Because the positive predictive value of any single risk factor is low, such management decisions must often be based on individual judgment for the particular patient, by taking into account the overall clinical profile including age, the strength of the risk factor identified, the level of risk acceptable to the patient and family, and the potential complications largely related to the lead systems and to inappropriate device discharges. It is also worth noting that physician and patient attitudes toward ICDs (and the access to such devices within the respective health care system) can vary considerably among countries and cultures and thereby have an important impact on clinical decision-making and the threshold for implant in HCM (269). The ACC/AHA/ NASPE 2002 guidelines have designated the ICD for primary prevention of SCD as a class IIb indication and for secondary prevention (after cardiac arrest) as a class I indication (225).

There is, at present, an understandable reluctance on the part of pediatric cardiologists to implant such devices chronically in children (particularly for primary prevention) considering the necessary, ongoing commitment required for maintenance and the likelihood that lead or other (ICD-related) complications will occur over very long time periods. However, while adolescence may represent a psychologically difficult age to be encumbered by an ICD, it should also be emphasized that this is coincidently the period of life consistently showing the greatest predilection for SCD in HCM (7,21–23,25–28,208). One alternative but empiric strategy proposed for some very young high-risk children is the administration of amiodarone as a bridge to later ICD placement after sufficient growth and maturation has occurred.
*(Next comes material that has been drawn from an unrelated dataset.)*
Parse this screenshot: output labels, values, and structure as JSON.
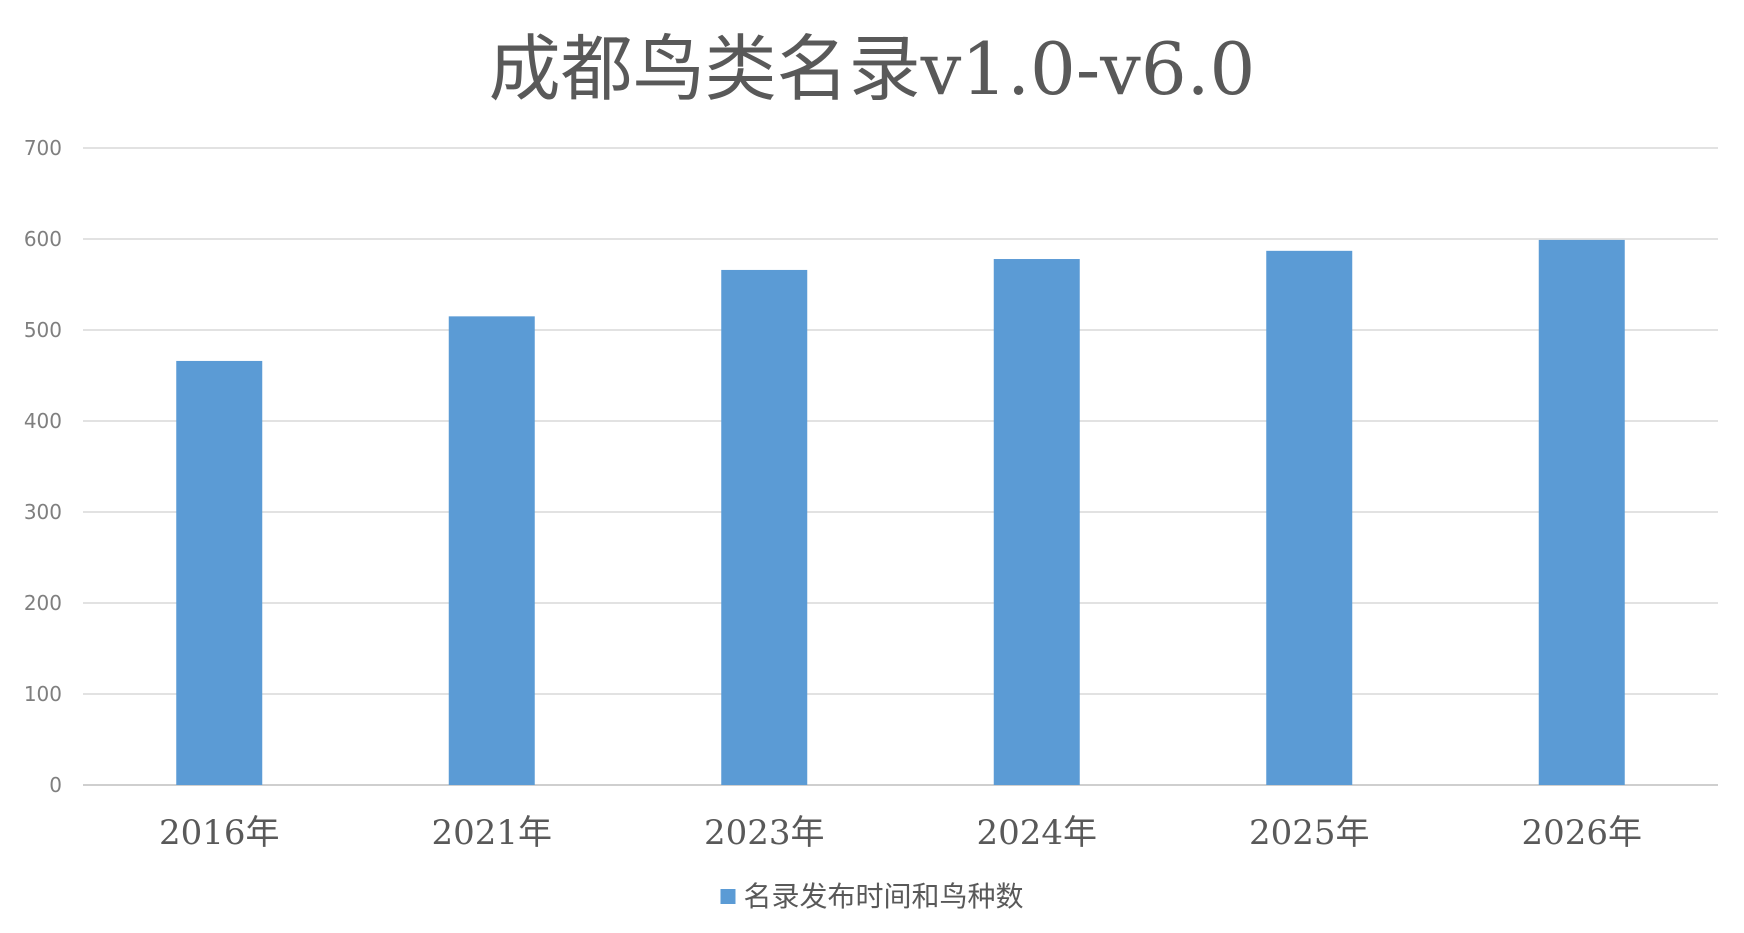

Some investigators also regard the end-stage phase of HCM as a risk factor for SCD, justifying implantation of a cardioverter-defibrillator during the waiting period prior to the availability of a heart for transplant.
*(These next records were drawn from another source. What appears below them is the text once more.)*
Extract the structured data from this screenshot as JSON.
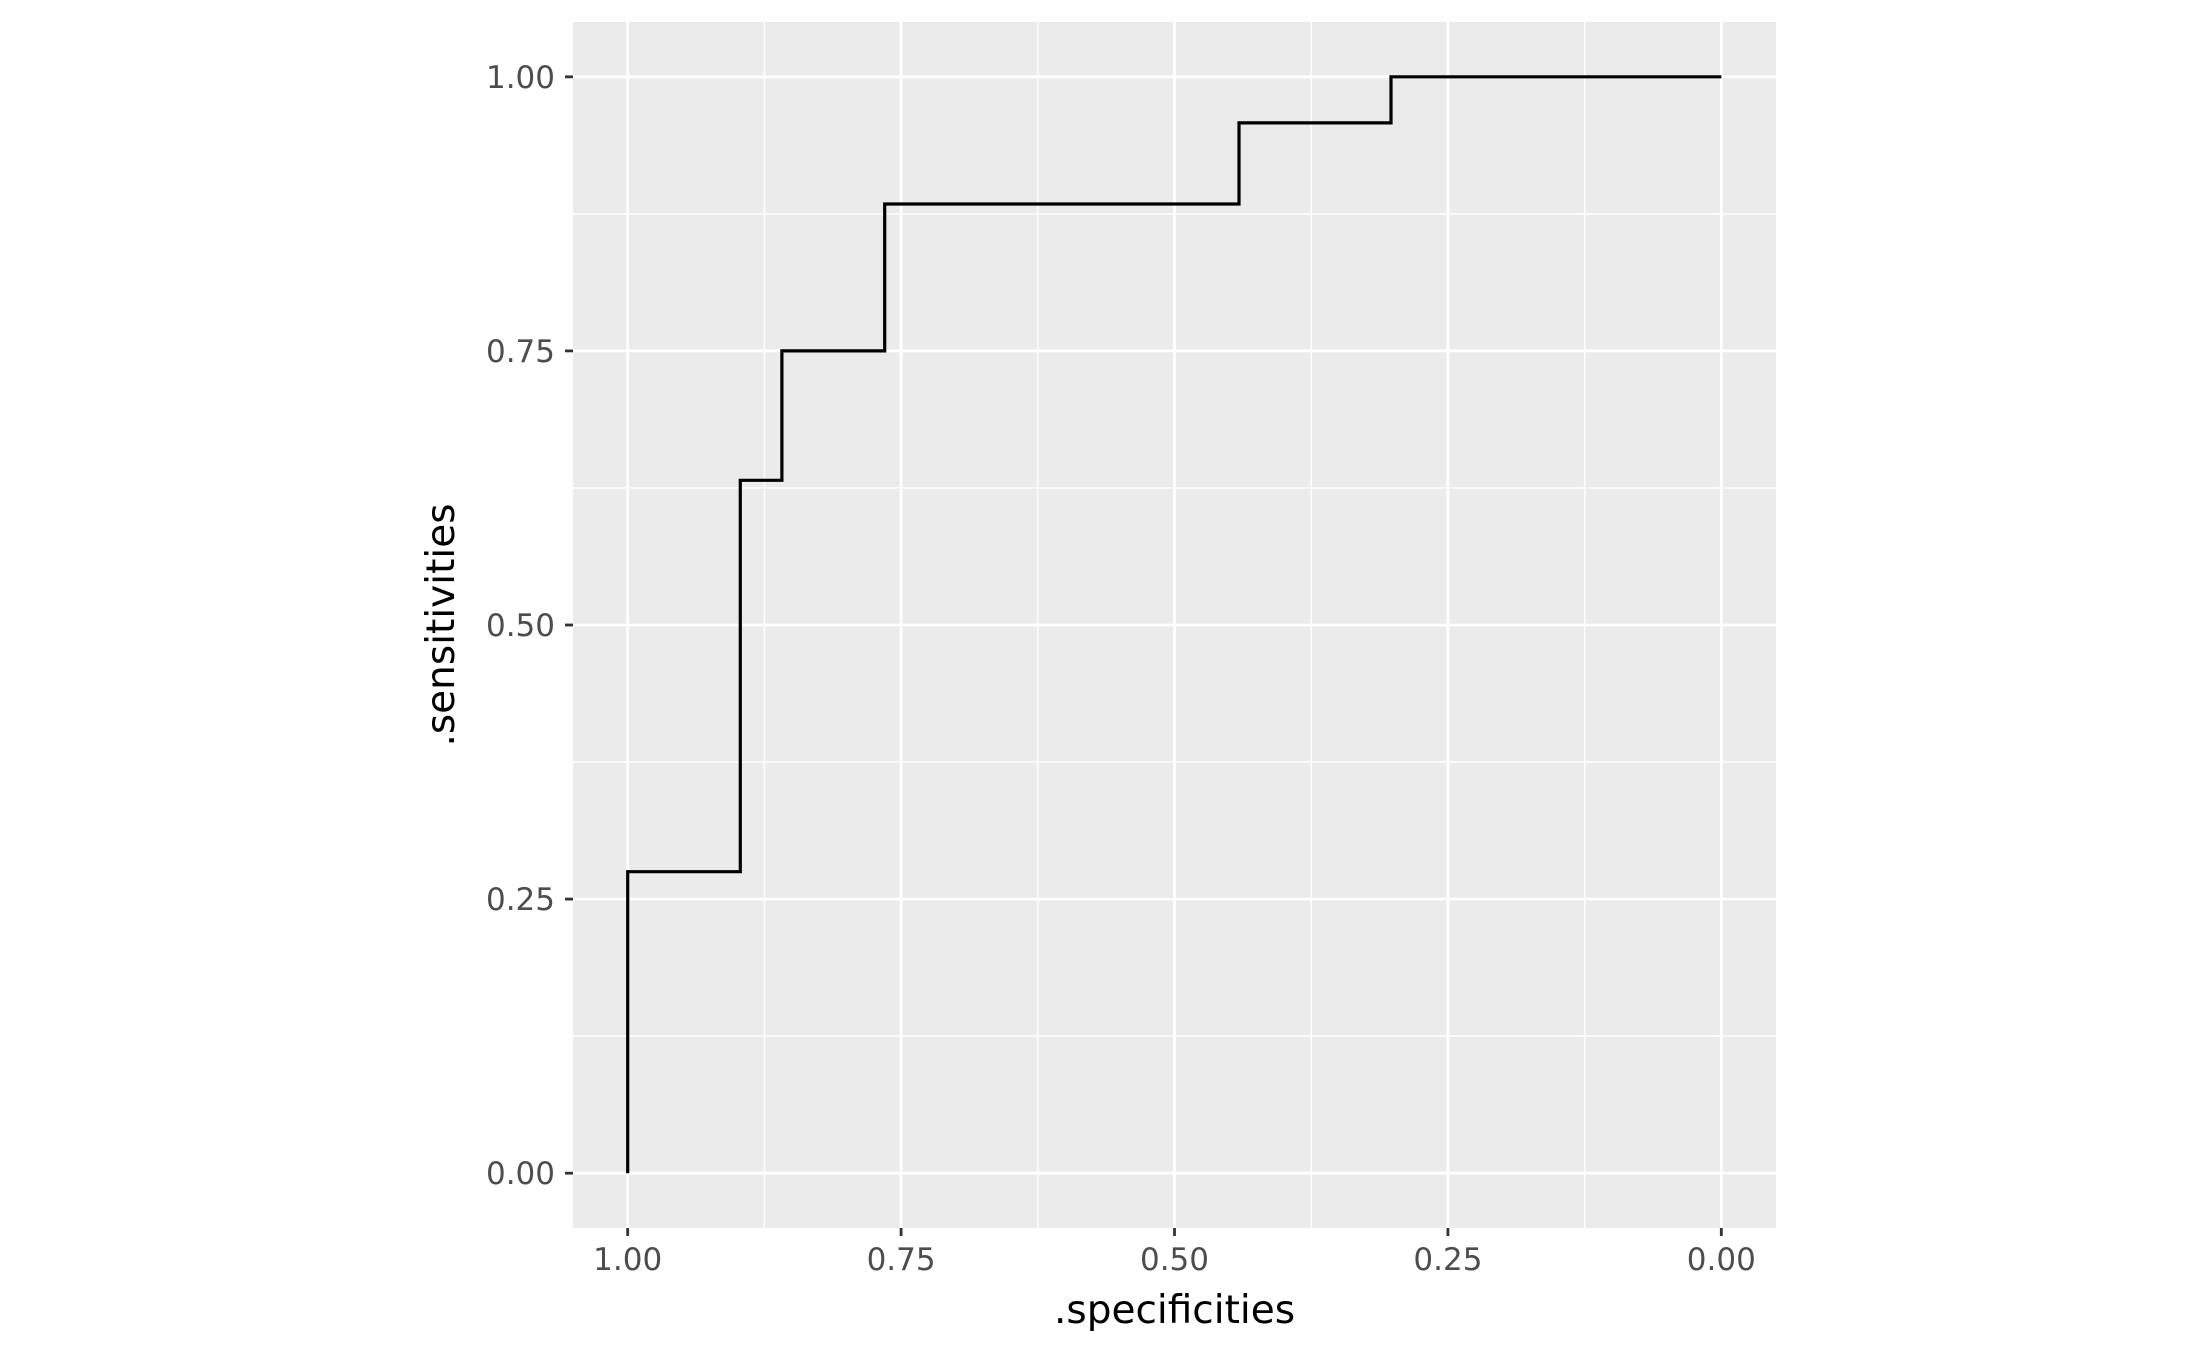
{
  "chart_data": {
    "type": "line",
    "step": true,
    "xlabel": ".specificities",
    "ylabel": ".sensitivities",
    "x_reversed": true,
    "xlim": [
      1.05,
      -0.05
    ],
    "ylim": [
      -0.05,
      1.05
    ],
    "x_ticks": [
      "1.00",
      "0.75",
      "0.50",
      "0.25",
      "0.00"
    ],
    "y_ticks": [
      "0.00",
      "0.25",
      "0.50",
      "0.75",
      "1.00"
    ],
    "grid": true,
    "colors": {
      "panel": "#ebebeb",
      "grid": "#ffffff",
      "line": "#000000",
      "tick_text": "#4d4d4d",
      "tick_mark": "#333333"
    },
    "series": [
      {
        "x": [
          1.0,
          1.0,
          0.897,
          0.897,
          0.859,
          0.859,
          0.765,
          0.765,
          0.441,
          0.441,
          0.302,
          0.302,
          0.0
        ],
        "y": [
          0.0,
          0.275,
          0.275,
          0.632,
          0.632,
          0.75,
          0.75,
          0.884,
          0.884,
          0.958,
          0.958,
          1.0,
          1.0
        ]
      }
    ]
  }
}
Athlete recommendations. In accord with the recommendations of the Expert Consensus Panel of the 26th Bethesda Conference (241), young patients with HCM should be restricted from intense competitive sports to reduce the risk for SCD that may be associated with such extreme lifestyle. A linkage has been established between SCD and intense exertion in trained athletes with underlying cardiovascular disease (including HCM) and SCD (25,270).
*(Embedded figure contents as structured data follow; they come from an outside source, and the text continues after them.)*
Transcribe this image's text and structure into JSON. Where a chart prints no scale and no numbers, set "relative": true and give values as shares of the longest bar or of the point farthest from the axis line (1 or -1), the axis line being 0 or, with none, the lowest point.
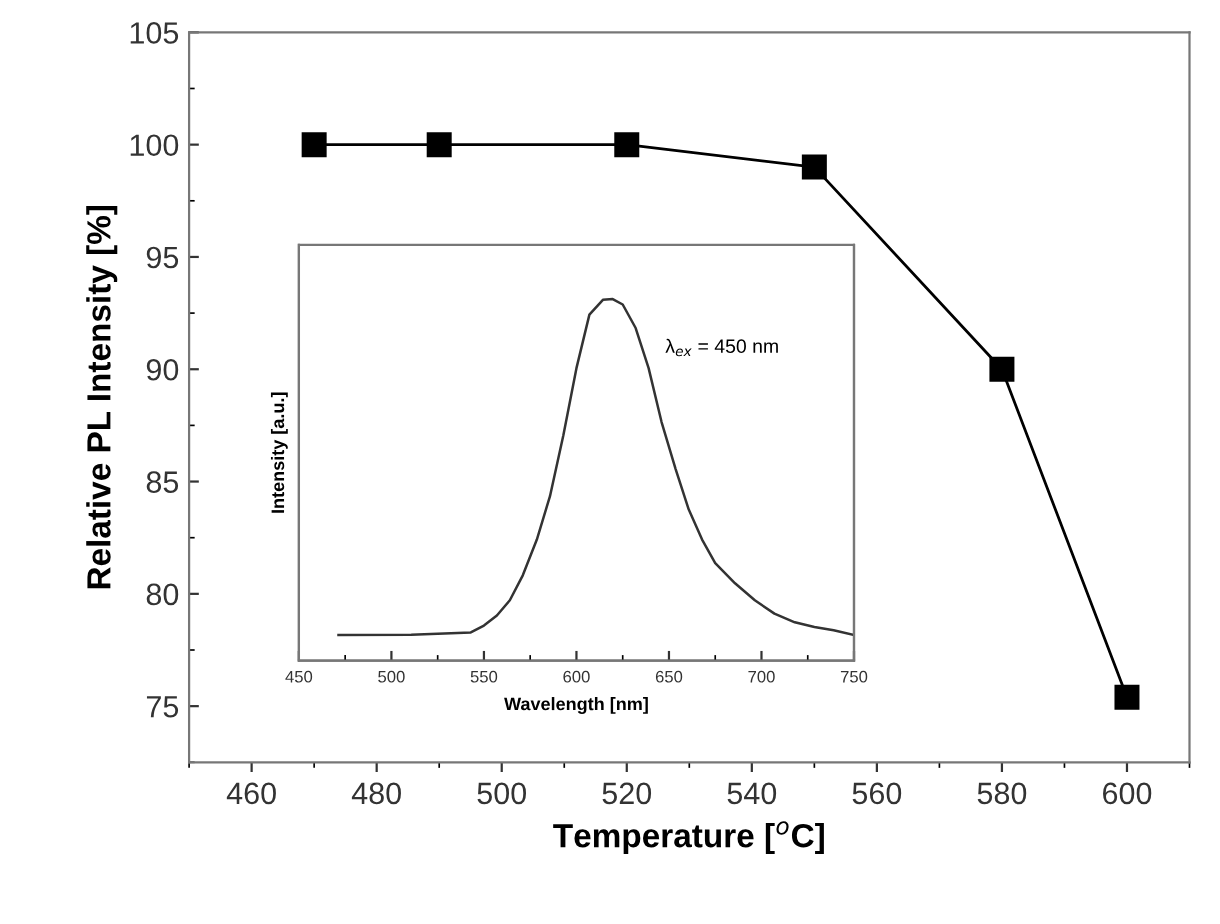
{
  "chart_data": [
    {
      "type": "line",
      "xlabel": "Temperature [$^{o}$C]",
      "ylabel": "Relative PL Intensity [%]",
      "x": [
        470,
        490,
        520,
        550,
        580,
        600
      ],
      "series": [
        {
          "color": "#000000",
          "values": [
            100,
            100,
            100,
            99,
            90,
            75.4
          ]
        }
      ],
      "marker": "square",
      "line_style": "solid",
      "grid": false,
      "legend": false,
      "xlim": [
        450,
        610
      ],
      "xticks": [
        460,
        480,
        500,
        520,
        540,
        560,
        580,
        600
      ],
      "ylim": [
        72.5,
        105
      ],
      "yticks": [
        75,
        80,
        85,
        90,
        95,
        100,
        105
      ]
    },
    {
      "type": "line",
      "relative": true,
      "xlabel": "Wavelength [nm]",
      "ylabel": "Intensity [a.u.]",
      "annotations": [
        "λ$_{ex}$ = 450 nm"
      ],
      "x": [
        471.4,
        510.7,
        542.9,
        550,
        557,
        564,
        571,
        578.6,
        585.7,
        592.9,
        600,
        607,
        614.3,
        619.6,
        625,
        632,
        639,
        646,
        653.6,
        660.7,
        667.9,
        675,
        685.7,
        696.4,
        707,
        718,
        728.6,
        739,
        750
      ],
      "series": [
        {
          "color": "#333333",
          "values": [
            0.071,
            0.072,
            0.078,
            0.097,
            0.125,
            0.167,
            0.236,
            0.335,
            0.455,
            0.623,
            0.809,
            0.957,
            0.998,
            1.0,
            0.985,
            0.92,
            0.809,
            0.66,
            0.53,
            0.418,
            0.335,
            0.27,
            0.214,
            0.167,
            0.13,
            0.106,
            0.093,
            0.084,
            0.071
          ]
        }
      ],
      "marker": "none",
      "line_style": "solid",
      "grid": false,
      "legend": false,
      "tick_labels": "x",
      "xlim": [
        450,
        750
      ],
      "xticks": [
        450,
        500,
        550,
        600,
        650,
        700,
        750
      ]
    }
  ]
}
There is indirect and circumstantial evidence that the removal of young athletes from the competitive arena reduces risk for SCD (241,271). Not all trained athletes with HCM die suddenly during their competitive phase of life, only some HCM-related SCDs are associated with intense physical activity (25,26), and precision in the stratification of risk for athletes with HCM is particularly difficult given the extreme environmental conditions to which they are often exposed (associated with alterations in blood volume hydration and with electrolytes). Nevertheless, the consensus of the general medical community prudently supports avoiding exposure to most competitive sports for young athletes with HCM to reduce SCD risk, and therefore withdrawal from the athletic arena can be regarded as a treatment modality in this disease (241,271). However, stringent lifestyle or employment modifications for other HCM patients (who are not participants in organized athletics) do not seem justified or practical, although intense physical activity involving burst exertion (e.g., sprinting) or systematic isometric exercise (e.g., heavy lifting) should be discouraged. Although data are scarce, there is presently no evidence to suggest that genetically affected but phenotypically normal family members are generally at increased risk for SCD. Therefore, there is little basis for subjecting such individuals to the same activity restrictions as many other HCM patients, or excluding them from competitive athletics in the absence of cardiac symptoms, family history of SCD, or a mutant gene regarded as malignant. However, periodic (probably annual) noninvasive clinical evaluation directed toward risk assessment is warranted in this subset of patients.